Christophe Seynaeve, président de la septième section intercommunale des wateringues

à franceinfo

En novembre, une trentaine de tracteurs avaient bloqué une départementale à l'entrée de Calais, pour dénoncer le mauvais entretien des fameux canaux. La FDSEA, un syndicat agricole, avait demandé à l'Etat une rallonge financière pour nettoyer les ouvrages et moderniser le matériel, à commencer par des pompes jugées "sous-dimensionnées" et parfois vétustes. Chose que la Cour des Comptes avait déjà dénoncée dans son rapport de septembre (PDF, page 27). Elle soulignait le "mauvais état" global des canaux et le risque qu'un "nombre limité d'entre eux [soit ]susceptible de déborder et de créer des inondations."

"Le système de pompage n'a pas évolué"

"La problématique, c'est le ruissellement. Il faut qu'il soit maîtrisé, avec des diguettes, des fossés, pour ralentir l'eau au maximum", explique pour sa part Allan Turpin, maire d'Andres. Une gestion qui incombe selon lui aux intercommunalités et à l'Institution intercommunale des wateringues (IIW). Il égratigne également les sections des wateringues, chargées de l'entretien. En somme, l'élu dénonce "un millefeuille" dans la gestion actuelle des canaux, synonyme de "vrai bordel".

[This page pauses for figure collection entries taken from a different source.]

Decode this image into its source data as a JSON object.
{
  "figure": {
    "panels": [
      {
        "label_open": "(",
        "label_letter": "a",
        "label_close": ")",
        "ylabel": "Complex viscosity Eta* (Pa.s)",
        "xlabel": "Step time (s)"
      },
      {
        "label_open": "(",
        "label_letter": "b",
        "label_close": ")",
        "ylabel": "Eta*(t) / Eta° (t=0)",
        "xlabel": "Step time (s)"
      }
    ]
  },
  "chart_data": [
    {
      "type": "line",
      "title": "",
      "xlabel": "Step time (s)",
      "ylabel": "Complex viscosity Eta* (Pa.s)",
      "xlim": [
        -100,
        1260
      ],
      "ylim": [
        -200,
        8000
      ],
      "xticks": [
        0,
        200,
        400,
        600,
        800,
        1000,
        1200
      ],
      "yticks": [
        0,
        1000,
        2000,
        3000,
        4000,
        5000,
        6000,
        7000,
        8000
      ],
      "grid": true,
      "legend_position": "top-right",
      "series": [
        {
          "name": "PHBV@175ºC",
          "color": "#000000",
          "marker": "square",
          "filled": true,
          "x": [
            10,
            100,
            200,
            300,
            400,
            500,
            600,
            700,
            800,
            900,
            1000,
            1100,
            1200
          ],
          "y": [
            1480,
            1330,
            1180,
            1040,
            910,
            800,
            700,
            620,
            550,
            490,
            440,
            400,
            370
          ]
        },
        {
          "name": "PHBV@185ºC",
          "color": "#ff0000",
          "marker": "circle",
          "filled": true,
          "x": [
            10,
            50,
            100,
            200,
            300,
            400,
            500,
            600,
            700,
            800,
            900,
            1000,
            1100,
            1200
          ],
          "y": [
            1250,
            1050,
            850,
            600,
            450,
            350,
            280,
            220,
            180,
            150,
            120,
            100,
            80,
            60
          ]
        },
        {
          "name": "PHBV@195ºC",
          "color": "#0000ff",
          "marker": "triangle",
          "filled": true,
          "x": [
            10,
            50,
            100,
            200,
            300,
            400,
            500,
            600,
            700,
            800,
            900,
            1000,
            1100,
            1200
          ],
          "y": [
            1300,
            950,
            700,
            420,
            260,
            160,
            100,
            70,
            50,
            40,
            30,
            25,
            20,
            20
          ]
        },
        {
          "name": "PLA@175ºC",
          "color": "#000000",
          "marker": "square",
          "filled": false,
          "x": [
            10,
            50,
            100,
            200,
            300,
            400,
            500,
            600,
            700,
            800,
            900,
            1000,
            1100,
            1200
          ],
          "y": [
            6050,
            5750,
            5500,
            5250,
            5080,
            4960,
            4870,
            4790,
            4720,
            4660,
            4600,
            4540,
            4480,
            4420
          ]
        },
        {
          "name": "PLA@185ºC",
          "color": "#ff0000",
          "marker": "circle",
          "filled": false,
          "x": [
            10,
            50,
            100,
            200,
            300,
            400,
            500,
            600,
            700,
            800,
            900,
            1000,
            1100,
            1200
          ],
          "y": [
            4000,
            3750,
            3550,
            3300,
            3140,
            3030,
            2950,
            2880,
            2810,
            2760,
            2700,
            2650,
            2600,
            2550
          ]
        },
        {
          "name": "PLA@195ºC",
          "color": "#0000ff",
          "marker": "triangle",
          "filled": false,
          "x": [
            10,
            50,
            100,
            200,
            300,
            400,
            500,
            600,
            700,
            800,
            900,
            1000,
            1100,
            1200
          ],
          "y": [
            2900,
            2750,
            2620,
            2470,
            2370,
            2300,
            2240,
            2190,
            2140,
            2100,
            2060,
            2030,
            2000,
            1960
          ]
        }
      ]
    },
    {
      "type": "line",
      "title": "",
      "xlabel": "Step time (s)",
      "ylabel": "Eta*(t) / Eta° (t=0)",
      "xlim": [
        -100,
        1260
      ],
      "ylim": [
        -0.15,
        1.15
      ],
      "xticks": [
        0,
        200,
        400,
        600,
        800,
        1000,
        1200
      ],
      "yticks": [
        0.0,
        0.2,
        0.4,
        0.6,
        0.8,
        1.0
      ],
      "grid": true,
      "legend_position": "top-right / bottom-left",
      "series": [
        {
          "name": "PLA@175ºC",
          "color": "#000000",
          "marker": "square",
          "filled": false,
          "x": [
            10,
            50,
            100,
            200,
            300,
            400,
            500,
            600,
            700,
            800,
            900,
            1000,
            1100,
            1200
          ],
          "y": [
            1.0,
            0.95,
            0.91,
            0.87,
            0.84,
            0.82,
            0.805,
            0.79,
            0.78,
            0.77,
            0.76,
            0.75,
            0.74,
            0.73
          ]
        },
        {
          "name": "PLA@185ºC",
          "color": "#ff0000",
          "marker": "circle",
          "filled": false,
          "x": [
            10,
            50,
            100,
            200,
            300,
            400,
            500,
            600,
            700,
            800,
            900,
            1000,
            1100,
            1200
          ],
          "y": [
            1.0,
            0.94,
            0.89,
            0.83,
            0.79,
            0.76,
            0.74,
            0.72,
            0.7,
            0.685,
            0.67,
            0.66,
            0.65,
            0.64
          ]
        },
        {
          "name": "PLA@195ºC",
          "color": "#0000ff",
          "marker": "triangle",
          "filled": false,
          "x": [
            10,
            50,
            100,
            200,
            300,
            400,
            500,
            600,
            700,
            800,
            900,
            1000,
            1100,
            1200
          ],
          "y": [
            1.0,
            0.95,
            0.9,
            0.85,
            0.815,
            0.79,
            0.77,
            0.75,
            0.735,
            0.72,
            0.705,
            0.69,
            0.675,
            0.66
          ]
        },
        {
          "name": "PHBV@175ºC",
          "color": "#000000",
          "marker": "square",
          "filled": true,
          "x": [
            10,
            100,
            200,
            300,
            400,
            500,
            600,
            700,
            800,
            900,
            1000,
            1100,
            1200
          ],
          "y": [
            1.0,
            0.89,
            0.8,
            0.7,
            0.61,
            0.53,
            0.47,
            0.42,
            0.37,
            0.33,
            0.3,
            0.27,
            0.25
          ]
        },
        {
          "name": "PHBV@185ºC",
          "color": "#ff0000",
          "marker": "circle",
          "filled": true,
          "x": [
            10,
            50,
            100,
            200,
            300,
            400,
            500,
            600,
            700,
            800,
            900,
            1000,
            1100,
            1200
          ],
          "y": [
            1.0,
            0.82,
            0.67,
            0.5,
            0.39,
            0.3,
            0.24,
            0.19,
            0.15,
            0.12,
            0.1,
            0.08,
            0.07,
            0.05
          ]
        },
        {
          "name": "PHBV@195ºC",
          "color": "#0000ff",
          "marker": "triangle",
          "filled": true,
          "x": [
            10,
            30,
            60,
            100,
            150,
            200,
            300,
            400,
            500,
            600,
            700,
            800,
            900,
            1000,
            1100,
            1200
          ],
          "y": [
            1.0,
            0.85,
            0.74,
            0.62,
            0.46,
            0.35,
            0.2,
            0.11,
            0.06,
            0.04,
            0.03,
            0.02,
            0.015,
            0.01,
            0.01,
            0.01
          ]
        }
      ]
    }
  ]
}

"Le système a été mis en place par nos aïeux ; à l’époque il n’y avait pas 50 000 études. Là où il y avait des fuites d’eau, ils faisaient un fossé et laissaient l’eau s’écouler."

Allan Turpin, maire d'Andres (Pas-de-Calais)

à franceinfo

Allan Turpin mène ce combat depuis son arrivée dans la commune d'Andres en 2006, année d'une inondation alors que sa maison était en construction. "Nous sommes sur des polders. Sur ma commune, nous sommes passés de 100 à 500 maisons en quelques décennies, sauf que le système d'évacuation hydraulique vers la mer n'a pas évolué", poursuit-il. 

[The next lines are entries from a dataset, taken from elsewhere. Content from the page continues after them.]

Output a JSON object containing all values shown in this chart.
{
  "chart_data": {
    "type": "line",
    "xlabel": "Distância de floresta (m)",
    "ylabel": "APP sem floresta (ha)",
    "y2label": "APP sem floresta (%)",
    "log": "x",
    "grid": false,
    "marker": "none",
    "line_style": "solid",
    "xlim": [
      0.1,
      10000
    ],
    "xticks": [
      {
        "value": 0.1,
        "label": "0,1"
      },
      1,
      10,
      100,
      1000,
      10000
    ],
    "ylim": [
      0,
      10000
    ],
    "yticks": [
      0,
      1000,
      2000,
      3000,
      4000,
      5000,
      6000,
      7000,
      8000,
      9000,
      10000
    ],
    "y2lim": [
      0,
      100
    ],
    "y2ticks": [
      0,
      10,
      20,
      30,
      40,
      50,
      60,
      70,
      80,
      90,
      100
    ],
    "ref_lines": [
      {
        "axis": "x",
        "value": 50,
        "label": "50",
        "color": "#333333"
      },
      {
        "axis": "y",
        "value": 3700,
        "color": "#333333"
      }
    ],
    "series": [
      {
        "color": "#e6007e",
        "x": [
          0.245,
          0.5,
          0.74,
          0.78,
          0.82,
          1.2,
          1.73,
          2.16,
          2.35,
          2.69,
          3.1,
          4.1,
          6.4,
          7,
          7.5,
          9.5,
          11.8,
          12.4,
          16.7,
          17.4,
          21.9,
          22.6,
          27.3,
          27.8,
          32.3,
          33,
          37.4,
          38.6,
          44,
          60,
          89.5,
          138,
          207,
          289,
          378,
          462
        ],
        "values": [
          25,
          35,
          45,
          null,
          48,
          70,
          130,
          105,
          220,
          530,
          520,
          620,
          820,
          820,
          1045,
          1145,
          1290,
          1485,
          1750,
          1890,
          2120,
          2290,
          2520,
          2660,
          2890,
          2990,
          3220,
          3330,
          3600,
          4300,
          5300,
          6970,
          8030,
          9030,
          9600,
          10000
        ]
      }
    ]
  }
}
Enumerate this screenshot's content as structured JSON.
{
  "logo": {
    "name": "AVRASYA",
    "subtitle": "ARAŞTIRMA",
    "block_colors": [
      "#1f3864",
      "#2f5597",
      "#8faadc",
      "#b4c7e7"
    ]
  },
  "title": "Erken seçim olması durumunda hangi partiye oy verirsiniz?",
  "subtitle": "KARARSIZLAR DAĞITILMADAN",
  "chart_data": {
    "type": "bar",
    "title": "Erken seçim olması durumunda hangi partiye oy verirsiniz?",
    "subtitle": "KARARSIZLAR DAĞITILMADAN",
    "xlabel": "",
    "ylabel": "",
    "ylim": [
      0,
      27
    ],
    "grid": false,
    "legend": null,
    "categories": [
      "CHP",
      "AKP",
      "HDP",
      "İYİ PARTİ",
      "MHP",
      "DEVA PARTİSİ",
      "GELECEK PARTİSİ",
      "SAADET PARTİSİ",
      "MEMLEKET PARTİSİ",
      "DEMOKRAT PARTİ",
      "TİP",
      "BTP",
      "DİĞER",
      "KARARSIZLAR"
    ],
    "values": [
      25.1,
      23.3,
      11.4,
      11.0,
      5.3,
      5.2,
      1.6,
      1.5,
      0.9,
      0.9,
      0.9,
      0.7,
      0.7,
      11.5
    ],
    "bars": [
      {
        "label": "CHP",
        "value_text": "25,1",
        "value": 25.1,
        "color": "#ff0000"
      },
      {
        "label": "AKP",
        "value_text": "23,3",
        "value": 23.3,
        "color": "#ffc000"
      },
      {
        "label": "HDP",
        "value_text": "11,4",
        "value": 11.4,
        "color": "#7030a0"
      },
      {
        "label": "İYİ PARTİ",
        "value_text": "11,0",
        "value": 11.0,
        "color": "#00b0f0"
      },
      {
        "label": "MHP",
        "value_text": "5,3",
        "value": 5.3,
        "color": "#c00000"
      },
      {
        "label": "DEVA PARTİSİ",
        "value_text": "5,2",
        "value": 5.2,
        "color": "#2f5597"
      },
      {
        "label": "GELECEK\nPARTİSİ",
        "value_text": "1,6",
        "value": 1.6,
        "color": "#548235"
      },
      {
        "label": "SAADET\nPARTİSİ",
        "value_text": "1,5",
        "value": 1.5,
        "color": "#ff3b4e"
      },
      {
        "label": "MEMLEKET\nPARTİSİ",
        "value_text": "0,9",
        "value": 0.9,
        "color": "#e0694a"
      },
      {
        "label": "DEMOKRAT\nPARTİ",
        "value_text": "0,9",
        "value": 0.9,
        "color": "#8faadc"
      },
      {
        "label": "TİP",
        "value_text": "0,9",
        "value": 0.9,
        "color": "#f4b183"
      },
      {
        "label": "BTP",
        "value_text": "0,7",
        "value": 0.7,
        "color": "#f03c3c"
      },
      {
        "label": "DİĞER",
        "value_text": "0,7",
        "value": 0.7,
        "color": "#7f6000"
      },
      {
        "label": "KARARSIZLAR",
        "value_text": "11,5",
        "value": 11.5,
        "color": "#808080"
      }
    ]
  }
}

A la tête de l'association "Stop inondations Pas-de-Calais", lancée après l'épisode catastrophique de novembre, il fait la visite du canal des Pierrettes, un exutoire qui relie la rivière Neuve à la mer. Ici, explique-t-il, "l'an passé, des agriculteurs ont déjà retiré 1,20 m de vase", pour montrer que l'ouvrage n'était pas entretenu. Il dénonce également un rétrécissement des berges, qui réduit le volume drainé, et l'apparition de branchages obstruant les ouvrages.

Allan Turpin, maire d'Andres et président de l'association "Stop inondations Pas-de-Calais", devant une station de pompage à Calais, le 5 janvier 2024. (FABIEN MAGNENOU / FRANCEINFO)

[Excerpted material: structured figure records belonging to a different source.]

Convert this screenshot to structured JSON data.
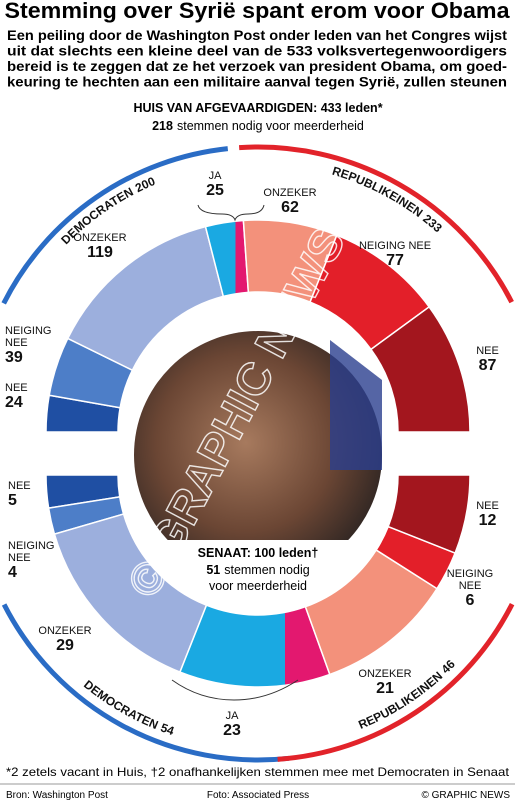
{
  "title": "Stemming over Syrië spant erom voor Obama",
  "subtitle": [
    "Een peiling door de Washington Post onder leden van het Congres wijst",
    "uit dat slechts een kleine deel van de 533 volksvertegenwoordigers",
    "bereid is te zeggen dat ze het verzoek van president Obama, om goed-",
    "keuring te hechten aan een militaire aanval tegen Syrië, zullen steunen"
  ],
  "chart_data": [
    {
      "type": "half-donut",
      "heading": "HUIS VAN AFGEVAARDIGDEN: 433 leden*",
      "majority": 218,
      "majority_text": [
        "stemmen nodig voor meerderheid"
      ],
      "segments": [
        {
          "label": "NEE",
          "value": 24,
          "color": "#1f4fa3"
        },
        {
          "label": "NEIGING NEE",
          "value": 39,
          "color": "#4d7ec8"
        },
        {
          "label": "ONZEKER",
          "value": 119,
          "color": "#9cafdd"
        },
        {
          "label": "JA",
          "value": 25,
          "colors": [
            "#1aa9e2",
            "#e3186f"
          ]
        },
        {
          "label": "ONZEKER",
          "value": 62,
          "color": "#f3917b"
        },
        {
          "label": "NEIGING NEE",
          "value": 77,
          "color": "#e31f29"
        },
        {
          "label": "NEE",
          "value": 87,
          "color": "#a3161e"
        }
      ],
      "parties": [
        {
          "name": "DEMOCRATEN",
          "seats": 200,
          "color": "#2a6cc5"
        },
        {
          "name": "REPUBLIKEINEN",
          "seats": 233,
          "color": "#e2232a"
        }
      ]
    },
    {
      "type": "half-donut",
      "heading": "SENAAT: 100 leden†",
      "majority": 51,
      "majority_text": [
        "stemmen nodig",
        "voor meerderheid"
      ],
      "segments": [
        {
          "label": "NEE",
          "value": 5,
          "color": "#1f4fa3"
        },
        {
          "label": "NEIGING NEE",
          "value": 4,
          "color": "#4d7ec8"
        },
        {
          "label": "ONZEKER",
          "value": 29,
          "color": "#9cafdd"
        },
        {
          "label": "JA",
          "value": 23,
          "colors": [
            "#1aa9e2",
            "#e3186f"
          ]
        },
        {
          "label": "ONZEKER",
          "value": 21,
          "color": "#f3917b"
        },
        {
          "label": "NEIGING NEE",
          "value": 6,
          "color": "#e31f29"
        },
        {
          "label": "NEE",
          "value": 12,
          "color": "#a3161e"
        }
      ],
      "parties": [
        {
          "name": "DEMOCRATEN",
          "seats": 54,
          "color": "#2a6cc5"
        },
        {
          "name": "REPUBLIKEINEN",
          "seats": 46,
          "color": "#e2232a"
        }
      ]
    }
  ],
  "watermark": "© GRAPHIC NEWS",
  "footnote": "*2 zetels vacant in Huis,  †2 onafhankelijken stemmen mee met Democraten in Senaat",
  "source": "Bron: Washington Post",
  "photo_credit": "Foto: Associated Press",
  "credit": "© GRAPHIC NEWS"
}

"En 2022, il nous a été confié 140 kilomètres de canaux de ce type-là, dans un état déplorable, lui rétorque Bertrand Ringot, président de l'IIW. Nous voyons bien la tâche immense. Mais pour le moment, nous attendons avant de les accepter, car sans revenus dédiés, je suis incapable de les entretenir".

"Nous avons une capacité de pompage de 100 m3 par seconde, opérationnelle à 90% car nous avons du mal à réparer une pompe ancienne, faute de pièces", argumente Bertrand Ringot, alors que la question du pompage est régulièrement pointée du doigt. Le maire de Gravelines dit avoir remplacé, depuis son arrivée, quatre pompes installées à côté de la mer, à Mardyck, mais réclame davantage de moyens pour assurer sa mission. 

La situation, d'ailleurs, pourrait encore se compliquer à l'avenir. "Actuellement, sur 2 m3 évacués, la moitié s'écoule par gravité et l'autre avec des pompes. Mais avec le réchauffement climatique, le niveau de la mer risque de monter et de diminuer la possibilité d'évacuer en gravitaire." Allan Turpin, lui, menace de porter plainte contre X pour dénoncer la gestion de l'eau. Au téléphone avec la sous-préfecture, l'élu demande à rencontrer le ministre de la Transition écologique Christophe Béchu, lors de sa prochaine visite. L'occasion de voir déferler une nouvelle vague. De critiques, cette fois.